La playa del lago de Wannsee en las afueras de Berlín, una de las
mayores playas interiores de Europa, celebra este año su centenario.
La fundación de protección del patrimonio y la ciudad de Berlín han
invertido 12.5 millones de euros en la restauración de esta perla del
lago de Wannsee.
Con sus 1.27 kilómetros de largo y hasta 80 metros de ancho y una
capacidad de hasta 12 mil personas, la playa de Wannsee se transforma
entre finales de abril y hasta finales de septiembre en la gran "bañera
de los berlineses".
Cada verano se convierte en una alternativa barata para aquellas
familias berlinesas que tienen que apretarse el cinturón y no pueden
permitirse el lujo de costearse unas vacaciones en el Mar Báltico, en
la Costa Azul o en Mallorca.
En la pasada temporada, la playa de Wannsee atrajo a 230 mil bañistas.
Y es que desde el centro de Berlín se puede llegar rápida y cómodamente
a la playa en metro, en tren de cercanías, en autobús, en coche o en
bicicleta.
Sólo hay que pagar cuatro euros de entrada de adultos -2.50 euros para
niños, estudiantes, desempleados y jubilados- para darse un buen baño o
tomar el sol, ya sea tumbado en la arena o sentado cómodamente en un
pintoresco strandkorb, sillón de mimbre para la playa.
Aquellos que hayan olvidado el traje de baño en casa no tendrán
problemas a la hora de disfrutar de un buen baño, pues la playa tiene
desde hace tres décadas una zona nudista o FKK (Freikörperkultur).
La playa de Wannsee ha sido a lo largo de 100 años testigo de excepción
de la historia de Berlín: de la primera Guerra Mundial, de los locos
años 20, de la dictadura nazi, de la segunda Guerra Mundial, de la
división de Berlín en dos y de la reunificación alemana.

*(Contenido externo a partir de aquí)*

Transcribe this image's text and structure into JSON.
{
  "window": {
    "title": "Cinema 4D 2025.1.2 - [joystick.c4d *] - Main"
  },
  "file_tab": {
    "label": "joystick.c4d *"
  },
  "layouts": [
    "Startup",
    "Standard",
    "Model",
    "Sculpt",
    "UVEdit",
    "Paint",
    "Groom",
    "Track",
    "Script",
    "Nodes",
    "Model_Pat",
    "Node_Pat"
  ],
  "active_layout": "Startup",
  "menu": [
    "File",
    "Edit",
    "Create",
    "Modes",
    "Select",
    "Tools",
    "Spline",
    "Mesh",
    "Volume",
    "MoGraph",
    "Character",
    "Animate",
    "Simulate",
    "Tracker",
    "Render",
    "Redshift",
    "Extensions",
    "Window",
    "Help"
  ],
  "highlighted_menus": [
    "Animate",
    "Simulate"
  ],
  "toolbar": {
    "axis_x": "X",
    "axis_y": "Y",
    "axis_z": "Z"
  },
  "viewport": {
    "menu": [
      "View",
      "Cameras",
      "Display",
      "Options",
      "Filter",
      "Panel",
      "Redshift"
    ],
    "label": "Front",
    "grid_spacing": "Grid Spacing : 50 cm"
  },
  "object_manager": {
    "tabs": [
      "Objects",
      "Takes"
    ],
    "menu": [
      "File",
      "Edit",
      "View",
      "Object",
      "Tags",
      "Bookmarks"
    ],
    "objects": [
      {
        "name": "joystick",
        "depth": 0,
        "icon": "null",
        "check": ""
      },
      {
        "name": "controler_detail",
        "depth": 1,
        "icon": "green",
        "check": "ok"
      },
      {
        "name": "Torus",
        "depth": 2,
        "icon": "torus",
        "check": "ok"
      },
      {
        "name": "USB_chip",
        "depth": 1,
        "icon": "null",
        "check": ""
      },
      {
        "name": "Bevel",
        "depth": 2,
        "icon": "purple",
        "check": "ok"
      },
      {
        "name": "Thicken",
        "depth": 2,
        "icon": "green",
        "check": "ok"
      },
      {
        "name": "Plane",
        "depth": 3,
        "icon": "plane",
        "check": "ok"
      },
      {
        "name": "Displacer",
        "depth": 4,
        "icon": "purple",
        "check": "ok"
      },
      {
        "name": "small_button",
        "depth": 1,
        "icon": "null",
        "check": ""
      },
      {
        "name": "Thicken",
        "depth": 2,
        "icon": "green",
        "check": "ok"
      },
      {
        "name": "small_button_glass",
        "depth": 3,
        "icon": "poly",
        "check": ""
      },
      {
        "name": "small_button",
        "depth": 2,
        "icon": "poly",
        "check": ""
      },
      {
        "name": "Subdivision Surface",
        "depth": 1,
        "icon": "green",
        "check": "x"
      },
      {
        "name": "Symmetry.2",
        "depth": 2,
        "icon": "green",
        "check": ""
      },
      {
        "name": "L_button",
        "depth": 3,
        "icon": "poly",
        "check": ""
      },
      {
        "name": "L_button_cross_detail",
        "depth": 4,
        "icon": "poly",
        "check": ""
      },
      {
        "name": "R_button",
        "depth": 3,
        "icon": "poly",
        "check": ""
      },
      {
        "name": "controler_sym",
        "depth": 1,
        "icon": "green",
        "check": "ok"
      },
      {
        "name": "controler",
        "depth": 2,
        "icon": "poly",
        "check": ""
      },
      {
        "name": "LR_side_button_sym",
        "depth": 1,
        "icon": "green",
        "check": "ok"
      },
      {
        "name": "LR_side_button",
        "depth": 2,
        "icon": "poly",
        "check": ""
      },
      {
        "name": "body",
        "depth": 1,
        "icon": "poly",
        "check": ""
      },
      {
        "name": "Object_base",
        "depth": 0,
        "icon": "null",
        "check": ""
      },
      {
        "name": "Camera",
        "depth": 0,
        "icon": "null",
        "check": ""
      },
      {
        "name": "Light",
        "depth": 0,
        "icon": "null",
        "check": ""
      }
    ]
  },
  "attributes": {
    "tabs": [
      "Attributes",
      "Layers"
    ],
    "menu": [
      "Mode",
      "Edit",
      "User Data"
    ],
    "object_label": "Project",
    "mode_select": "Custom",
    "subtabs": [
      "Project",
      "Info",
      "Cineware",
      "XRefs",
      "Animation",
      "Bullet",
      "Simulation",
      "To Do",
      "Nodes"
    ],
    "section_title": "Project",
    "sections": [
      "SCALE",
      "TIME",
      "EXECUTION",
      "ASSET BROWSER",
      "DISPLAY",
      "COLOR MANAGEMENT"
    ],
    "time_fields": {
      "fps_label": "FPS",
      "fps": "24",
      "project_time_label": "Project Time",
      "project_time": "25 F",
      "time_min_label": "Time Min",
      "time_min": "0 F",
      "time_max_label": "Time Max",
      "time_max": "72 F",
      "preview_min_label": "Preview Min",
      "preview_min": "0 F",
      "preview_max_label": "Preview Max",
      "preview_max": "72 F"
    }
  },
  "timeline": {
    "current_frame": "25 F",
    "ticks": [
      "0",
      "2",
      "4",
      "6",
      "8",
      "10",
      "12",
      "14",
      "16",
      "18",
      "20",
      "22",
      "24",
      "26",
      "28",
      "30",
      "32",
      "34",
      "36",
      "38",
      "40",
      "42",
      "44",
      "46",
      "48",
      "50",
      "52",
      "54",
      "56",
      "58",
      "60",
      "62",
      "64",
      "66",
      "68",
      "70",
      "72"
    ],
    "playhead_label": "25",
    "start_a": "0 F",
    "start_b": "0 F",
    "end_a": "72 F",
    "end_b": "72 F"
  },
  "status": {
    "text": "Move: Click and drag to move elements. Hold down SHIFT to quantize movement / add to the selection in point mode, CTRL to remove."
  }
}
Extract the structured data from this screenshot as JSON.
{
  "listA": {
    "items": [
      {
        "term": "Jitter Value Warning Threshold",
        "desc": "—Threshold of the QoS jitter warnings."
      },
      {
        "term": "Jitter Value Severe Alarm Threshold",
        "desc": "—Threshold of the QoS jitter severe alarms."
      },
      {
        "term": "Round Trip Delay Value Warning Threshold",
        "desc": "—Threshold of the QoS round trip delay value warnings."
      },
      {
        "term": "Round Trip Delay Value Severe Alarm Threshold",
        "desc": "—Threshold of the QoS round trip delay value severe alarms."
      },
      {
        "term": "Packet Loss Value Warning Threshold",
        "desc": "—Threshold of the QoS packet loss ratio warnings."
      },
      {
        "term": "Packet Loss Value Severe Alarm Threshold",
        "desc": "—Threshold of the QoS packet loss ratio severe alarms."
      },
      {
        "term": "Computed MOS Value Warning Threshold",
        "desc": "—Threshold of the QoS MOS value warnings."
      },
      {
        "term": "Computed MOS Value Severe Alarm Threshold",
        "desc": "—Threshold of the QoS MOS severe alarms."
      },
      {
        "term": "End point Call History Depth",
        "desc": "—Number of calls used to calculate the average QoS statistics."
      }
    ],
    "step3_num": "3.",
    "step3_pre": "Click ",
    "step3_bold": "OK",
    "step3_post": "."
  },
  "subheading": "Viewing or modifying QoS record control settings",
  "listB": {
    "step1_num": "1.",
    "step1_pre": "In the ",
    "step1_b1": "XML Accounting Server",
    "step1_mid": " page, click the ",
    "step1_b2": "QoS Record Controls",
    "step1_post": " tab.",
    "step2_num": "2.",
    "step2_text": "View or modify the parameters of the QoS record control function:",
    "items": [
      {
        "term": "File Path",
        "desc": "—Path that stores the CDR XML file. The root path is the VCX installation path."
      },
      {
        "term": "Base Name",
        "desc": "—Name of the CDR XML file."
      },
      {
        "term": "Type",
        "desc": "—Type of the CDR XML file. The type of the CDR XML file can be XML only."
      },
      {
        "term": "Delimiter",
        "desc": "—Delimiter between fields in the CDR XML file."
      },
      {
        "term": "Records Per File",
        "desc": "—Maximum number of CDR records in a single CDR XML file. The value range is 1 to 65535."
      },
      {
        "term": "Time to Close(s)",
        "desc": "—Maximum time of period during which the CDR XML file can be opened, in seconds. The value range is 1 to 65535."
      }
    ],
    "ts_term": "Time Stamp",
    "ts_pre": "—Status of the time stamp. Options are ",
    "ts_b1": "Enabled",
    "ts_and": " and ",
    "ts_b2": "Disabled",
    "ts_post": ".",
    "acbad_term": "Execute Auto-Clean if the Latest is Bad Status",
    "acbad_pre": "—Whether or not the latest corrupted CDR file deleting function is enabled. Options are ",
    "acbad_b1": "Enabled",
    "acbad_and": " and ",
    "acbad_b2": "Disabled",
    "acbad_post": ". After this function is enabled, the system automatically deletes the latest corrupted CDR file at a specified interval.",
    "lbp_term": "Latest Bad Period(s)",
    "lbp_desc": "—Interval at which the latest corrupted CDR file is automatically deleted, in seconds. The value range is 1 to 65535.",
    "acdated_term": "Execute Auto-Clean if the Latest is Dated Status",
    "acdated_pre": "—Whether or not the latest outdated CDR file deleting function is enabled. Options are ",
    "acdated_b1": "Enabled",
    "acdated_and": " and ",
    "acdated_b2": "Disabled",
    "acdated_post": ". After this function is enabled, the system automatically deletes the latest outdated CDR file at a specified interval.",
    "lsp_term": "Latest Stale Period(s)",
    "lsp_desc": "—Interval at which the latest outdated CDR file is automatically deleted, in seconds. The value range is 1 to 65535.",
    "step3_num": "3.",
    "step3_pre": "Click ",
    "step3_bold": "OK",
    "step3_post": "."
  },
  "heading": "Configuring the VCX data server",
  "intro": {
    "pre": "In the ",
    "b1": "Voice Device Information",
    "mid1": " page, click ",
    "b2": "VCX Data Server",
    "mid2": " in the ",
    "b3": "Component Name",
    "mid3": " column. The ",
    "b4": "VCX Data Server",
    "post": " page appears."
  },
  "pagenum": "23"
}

Un decreto de 1907 de Ernst von Stubenrauch, prefecto del distrito de
Teltow, autorizando el baño en el lago de Wannsee supuso el inicio de
una gran revolución cultural y social al permitir a hombres y mujeres
bañarse en público al aire libre.
También supuso la democratización del baño, que dejó de ser un
privilegio de la elite en los balnearios a pasar a ser un acto de
masas.
Las normas de vestimenta en la playa eran, sin embargo, hasta 1932
estrictas: Las mujeres debían llevar cubiertas el pecho, el estómago y
las piernas hasta por encima de las rodillas, mientras que los hombres
debían llevar un bañador que les cubrieran la piel desde los muslos
hasta el ombligo.
Gracias al decreto de Stubenrauch se puso fin a las escenas de caza que
protagonizaron los fines de semana y en verano los gendarmes prusianos
y los berlineses ansiosos de darse un chapuzón.
La inauguración de la playa de Wannsee se hizo sin mucha parafernalia
ni pompa. Simplemente cambiaron el cartel de prohibido el baño por
otros tres en los que rezaban "sector apto para baño".